Indeed–“Robot Readable World” has already become a kind of visual synecdoche for the so-called New Aesthetic, an art movement (or is it just a Tumblr?) obsessed with how pixels unexpectedly (or totally expectedly?) rupture into the real world, and vice versa. The machines are watching us, and this is what we look like to them. Weird, huh?
But Arnall didn’t make the film to stir up a tempest of art-crit hoohahery. Like all of his work, it’s a pragmatic piece of design research, as well. “As designers of smart, connected products–something that preoccupies us at Berg–we need to be concerned with machines’ interpretation of the human world,” he says. “What we get from looking at the visual output of computer vision research is a glimpse of the complex systems and algorithms at work, a sense of the ‘grain’ in the material. That is useful to us as designers.”

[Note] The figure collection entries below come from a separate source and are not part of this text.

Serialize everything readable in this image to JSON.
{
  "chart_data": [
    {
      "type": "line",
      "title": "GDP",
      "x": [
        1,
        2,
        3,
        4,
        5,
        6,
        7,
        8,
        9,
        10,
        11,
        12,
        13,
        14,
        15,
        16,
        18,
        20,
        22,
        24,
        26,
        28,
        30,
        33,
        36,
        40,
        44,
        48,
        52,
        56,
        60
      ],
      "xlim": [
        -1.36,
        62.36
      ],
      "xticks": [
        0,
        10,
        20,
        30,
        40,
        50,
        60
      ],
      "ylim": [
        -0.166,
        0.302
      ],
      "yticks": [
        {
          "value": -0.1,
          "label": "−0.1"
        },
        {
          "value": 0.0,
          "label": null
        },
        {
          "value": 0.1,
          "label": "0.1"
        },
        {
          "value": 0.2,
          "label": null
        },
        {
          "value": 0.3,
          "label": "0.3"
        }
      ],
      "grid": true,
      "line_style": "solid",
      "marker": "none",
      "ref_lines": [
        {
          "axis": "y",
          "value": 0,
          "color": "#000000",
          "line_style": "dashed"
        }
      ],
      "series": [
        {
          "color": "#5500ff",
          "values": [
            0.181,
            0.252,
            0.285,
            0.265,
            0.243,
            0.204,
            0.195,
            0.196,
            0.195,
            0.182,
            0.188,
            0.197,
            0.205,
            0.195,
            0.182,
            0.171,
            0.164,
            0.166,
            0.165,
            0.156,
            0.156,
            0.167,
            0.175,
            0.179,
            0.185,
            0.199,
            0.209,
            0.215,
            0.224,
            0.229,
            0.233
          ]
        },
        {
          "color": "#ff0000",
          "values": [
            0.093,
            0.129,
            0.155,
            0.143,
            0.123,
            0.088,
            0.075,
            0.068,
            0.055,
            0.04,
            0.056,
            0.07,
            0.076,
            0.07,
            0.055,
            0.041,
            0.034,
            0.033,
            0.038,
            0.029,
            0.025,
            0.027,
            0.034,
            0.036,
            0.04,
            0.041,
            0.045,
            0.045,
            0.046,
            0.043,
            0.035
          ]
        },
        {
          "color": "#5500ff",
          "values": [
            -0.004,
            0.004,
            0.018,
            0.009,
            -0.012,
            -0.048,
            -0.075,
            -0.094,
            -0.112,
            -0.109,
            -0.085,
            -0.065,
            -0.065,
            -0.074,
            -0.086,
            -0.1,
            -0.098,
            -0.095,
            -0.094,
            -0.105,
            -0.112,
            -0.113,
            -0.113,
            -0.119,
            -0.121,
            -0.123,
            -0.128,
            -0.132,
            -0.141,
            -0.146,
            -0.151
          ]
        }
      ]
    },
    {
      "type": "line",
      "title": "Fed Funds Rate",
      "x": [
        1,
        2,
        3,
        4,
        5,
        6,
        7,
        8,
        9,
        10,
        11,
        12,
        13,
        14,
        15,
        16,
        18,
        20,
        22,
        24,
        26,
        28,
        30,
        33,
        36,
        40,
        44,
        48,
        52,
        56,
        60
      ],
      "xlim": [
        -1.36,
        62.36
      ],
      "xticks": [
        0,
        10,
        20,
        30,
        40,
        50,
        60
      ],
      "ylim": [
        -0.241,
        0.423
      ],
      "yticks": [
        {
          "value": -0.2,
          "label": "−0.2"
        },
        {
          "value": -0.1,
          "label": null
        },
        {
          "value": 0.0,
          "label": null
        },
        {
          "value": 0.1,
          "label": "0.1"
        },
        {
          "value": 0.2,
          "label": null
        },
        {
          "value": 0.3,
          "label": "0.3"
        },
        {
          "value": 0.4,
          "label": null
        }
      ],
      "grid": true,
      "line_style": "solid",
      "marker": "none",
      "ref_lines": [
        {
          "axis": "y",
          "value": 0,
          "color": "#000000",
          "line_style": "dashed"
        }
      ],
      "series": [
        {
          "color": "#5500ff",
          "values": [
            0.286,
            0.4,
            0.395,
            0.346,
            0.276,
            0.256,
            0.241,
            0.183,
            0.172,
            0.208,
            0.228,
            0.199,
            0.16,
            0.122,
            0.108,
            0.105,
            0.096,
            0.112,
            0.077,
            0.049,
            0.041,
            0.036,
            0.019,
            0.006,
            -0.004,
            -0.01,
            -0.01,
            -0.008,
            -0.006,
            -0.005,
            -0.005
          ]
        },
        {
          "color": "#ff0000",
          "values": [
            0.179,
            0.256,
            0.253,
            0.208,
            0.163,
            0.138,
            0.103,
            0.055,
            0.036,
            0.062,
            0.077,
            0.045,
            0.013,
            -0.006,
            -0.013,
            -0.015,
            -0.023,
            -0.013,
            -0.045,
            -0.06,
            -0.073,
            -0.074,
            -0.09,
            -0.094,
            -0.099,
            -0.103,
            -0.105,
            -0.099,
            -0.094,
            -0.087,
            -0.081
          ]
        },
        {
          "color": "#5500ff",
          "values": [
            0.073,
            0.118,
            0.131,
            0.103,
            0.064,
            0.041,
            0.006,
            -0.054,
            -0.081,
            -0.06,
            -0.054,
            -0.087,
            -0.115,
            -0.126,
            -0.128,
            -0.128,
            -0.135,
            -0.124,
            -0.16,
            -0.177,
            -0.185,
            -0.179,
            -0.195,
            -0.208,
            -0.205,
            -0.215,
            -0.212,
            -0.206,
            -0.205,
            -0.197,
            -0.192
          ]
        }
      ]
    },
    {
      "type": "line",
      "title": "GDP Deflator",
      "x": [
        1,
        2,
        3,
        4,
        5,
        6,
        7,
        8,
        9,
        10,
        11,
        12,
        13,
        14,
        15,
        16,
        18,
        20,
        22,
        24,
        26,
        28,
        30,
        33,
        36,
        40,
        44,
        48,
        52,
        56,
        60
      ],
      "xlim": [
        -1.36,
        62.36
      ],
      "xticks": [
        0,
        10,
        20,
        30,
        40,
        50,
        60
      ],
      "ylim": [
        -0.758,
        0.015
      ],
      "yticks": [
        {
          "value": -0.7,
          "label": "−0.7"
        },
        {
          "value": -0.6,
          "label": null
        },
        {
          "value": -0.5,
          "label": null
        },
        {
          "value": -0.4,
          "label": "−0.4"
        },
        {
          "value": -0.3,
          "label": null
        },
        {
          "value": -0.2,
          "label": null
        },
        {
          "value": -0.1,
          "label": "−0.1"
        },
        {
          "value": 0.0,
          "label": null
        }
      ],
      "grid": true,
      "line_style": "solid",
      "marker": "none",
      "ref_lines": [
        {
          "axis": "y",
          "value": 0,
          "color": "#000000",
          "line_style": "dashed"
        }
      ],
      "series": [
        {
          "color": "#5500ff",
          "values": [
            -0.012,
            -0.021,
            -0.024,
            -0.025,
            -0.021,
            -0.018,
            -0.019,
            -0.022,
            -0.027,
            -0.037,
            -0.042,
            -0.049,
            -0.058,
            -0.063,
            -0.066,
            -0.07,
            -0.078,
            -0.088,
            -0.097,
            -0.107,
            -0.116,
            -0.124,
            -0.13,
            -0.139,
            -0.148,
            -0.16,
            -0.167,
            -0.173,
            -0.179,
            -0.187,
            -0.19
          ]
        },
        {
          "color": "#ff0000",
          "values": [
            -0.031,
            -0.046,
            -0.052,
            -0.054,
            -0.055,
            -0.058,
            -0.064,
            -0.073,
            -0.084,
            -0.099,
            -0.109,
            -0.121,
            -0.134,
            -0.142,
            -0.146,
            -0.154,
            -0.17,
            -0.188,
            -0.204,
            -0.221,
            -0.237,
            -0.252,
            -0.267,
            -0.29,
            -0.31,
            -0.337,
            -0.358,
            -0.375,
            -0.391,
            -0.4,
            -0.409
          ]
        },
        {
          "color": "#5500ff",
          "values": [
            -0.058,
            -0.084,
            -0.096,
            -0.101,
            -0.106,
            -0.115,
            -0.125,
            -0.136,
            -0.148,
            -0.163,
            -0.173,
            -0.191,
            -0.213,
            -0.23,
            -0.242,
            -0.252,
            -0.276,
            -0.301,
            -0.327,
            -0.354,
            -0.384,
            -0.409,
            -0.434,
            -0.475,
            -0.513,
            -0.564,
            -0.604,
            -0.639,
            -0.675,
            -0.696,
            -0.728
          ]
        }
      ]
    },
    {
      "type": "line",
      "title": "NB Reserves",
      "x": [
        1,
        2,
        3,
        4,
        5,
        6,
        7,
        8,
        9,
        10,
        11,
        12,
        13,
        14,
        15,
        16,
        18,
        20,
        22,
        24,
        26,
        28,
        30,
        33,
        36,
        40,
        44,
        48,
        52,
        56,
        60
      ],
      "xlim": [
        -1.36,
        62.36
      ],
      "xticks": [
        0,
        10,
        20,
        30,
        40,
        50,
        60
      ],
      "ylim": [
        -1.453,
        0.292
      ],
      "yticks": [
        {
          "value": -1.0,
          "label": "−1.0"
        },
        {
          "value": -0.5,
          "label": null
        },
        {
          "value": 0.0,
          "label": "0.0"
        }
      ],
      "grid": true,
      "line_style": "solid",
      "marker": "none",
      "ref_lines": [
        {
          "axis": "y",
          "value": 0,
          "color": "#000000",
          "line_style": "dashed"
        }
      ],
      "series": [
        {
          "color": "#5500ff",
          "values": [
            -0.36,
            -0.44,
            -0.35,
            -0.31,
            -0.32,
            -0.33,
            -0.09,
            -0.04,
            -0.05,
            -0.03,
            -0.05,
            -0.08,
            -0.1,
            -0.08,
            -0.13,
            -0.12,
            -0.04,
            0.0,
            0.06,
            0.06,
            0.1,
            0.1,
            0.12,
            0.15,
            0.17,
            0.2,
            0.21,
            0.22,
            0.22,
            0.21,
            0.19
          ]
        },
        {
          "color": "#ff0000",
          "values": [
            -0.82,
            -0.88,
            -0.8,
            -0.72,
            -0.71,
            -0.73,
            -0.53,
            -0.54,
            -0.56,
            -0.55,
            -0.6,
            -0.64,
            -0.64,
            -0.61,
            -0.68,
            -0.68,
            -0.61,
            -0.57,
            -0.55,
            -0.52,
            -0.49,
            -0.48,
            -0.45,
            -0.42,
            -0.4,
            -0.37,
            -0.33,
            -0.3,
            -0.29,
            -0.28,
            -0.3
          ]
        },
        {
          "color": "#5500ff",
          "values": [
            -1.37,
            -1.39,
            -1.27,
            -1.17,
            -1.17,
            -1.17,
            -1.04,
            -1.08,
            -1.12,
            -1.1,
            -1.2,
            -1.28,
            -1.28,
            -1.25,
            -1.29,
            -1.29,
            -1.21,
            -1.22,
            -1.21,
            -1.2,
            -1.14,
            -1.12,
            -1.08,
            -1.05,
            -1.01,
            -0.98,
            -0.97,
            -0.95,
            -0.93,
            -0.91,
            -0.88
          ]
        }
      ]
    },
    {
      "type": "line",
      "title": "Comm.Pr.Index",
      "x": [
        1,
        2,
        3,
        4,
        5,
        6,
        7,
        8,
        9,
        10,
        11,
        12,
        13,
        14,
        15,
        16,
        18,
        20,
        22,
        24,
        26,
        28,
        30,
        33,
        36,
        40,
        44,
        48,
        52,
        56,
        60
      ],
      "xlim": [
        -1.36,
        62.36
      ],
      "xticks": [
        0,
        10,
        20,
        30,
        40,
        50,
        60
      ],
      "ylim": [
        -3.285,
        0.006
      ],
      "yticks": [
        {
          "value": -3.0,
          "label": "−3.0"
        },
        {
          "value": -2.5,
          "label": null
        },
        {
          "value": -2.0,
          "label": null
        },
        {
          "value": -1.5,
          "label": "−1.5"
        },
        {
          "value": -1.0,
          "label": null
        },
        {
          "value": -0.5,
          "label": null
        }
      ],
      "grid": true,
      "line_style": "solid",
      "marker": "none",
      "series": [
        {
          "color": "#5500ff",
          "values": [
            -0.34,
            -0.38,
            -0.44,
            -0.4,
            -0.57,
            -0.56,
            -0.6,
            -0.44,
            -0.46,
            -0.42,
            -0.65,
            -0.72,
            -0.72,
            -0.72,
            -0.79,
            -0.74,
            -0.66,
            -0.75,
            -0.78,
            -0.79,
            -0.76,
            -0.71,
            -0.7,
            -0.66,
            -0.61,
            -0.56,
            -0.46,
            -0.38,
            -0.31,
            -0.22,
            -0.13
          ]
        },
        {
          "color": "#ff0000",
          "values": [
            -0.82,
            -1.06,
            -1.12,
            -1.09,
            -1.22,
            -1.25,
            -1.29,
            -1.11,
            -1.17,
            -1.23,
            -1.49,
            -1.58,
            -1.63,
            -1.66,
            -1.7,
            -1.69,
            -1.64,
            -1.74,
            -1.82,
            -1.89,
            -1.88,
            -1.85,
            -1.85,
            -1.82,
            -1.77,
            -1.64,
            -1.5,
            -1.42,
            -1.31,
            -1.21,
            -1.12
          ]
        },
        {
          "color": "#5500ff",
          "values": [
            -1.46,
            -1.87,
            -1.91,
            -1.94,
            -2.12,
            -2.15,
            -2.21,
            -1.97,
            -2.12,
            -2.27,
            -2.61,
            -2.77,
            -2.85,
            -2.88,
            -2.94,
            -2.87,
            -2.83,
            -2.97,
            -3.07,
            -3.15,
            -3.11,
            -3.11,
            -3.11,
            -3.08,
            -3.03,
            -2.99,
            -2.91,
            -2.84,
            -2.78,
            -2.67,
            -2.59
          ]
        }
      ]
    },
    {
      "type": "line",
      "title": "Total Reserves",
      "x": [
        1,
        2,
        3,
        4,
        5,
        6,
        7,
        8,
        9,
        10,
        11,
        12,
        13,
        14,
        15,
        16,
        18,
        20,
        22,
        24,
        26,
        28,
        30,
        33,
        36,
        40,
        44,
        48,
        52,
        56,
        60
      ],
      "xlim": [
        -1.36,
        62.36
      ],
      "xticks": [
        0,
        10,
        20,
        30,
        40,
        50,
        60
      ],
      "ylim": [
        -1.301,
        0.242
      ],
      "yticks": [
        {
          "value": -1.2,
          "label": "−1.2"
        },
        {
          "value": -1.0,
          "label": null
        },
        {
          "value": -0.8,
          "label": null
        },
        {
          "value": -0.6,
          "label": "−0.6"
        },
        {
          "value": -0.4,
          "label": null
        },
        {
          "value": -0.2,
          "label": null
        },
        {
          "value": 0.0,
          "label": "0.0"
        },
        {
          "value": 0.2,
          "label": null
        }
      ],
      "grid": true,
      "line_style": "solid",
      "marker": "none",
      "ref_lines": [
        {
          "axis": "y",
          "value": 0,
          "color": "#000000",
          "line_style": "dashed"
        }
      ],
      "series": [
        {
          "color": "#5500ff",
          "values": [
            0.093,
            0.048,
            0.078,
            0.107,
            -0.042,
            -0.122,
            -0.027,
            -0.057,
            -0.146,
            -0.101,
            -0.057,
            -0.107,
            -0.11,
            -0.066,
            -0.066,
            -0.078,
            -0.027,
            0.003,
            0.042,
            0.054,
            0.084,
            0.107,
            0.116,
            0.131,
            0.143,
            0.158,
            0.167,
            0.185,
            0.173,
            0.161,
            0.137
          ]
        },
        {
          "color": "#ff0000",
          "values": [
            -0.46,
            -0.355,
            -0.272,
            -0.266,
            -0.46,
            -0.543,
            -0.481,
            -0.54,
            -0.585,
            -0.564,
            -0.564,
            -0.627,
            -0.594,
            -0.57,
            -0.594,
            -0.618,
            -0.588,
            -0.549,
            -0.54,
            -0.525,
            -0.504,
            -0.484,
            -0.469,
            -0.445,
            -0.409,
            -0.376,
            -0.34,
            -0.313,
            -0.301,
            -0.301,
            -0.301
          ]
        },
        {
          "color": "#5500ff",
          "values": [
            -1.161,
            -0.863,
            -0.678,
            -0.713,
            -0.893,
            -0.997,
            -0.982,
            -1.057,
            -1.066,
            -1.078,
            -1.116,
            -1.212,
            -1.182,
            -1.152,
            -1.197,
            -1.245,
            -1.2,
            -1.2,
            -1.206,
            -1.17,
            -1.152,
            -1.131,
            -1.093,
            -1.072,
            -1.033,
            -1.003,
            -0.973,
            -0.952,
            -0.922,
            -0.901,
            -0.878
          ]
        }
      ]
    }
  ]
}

Ghost in the machine or not, “Robot Readable World” does call attention to the simply remarkable fact that there are now inanimate objects surrounding us that are cognizing the world without our help. These computer-vision systems are Chinese Rooms–lights are on, nobody’s home–but no one needs to be home. That’s what makes Arnall’s film so seductive and unsettling: The colored lines and hovering boxes are there for our benefit as we peer, “Being John Malkovich”-like, through these machines’ eyes. But the machines themselves don’t need them.
So does “Robot Readable World” foretell the inevitable robot uprising? No. If anything, it hints at something much weirder. Robots of the future won’t require interfaces for us to merely control them; they’ll require interfaces for us to understand them.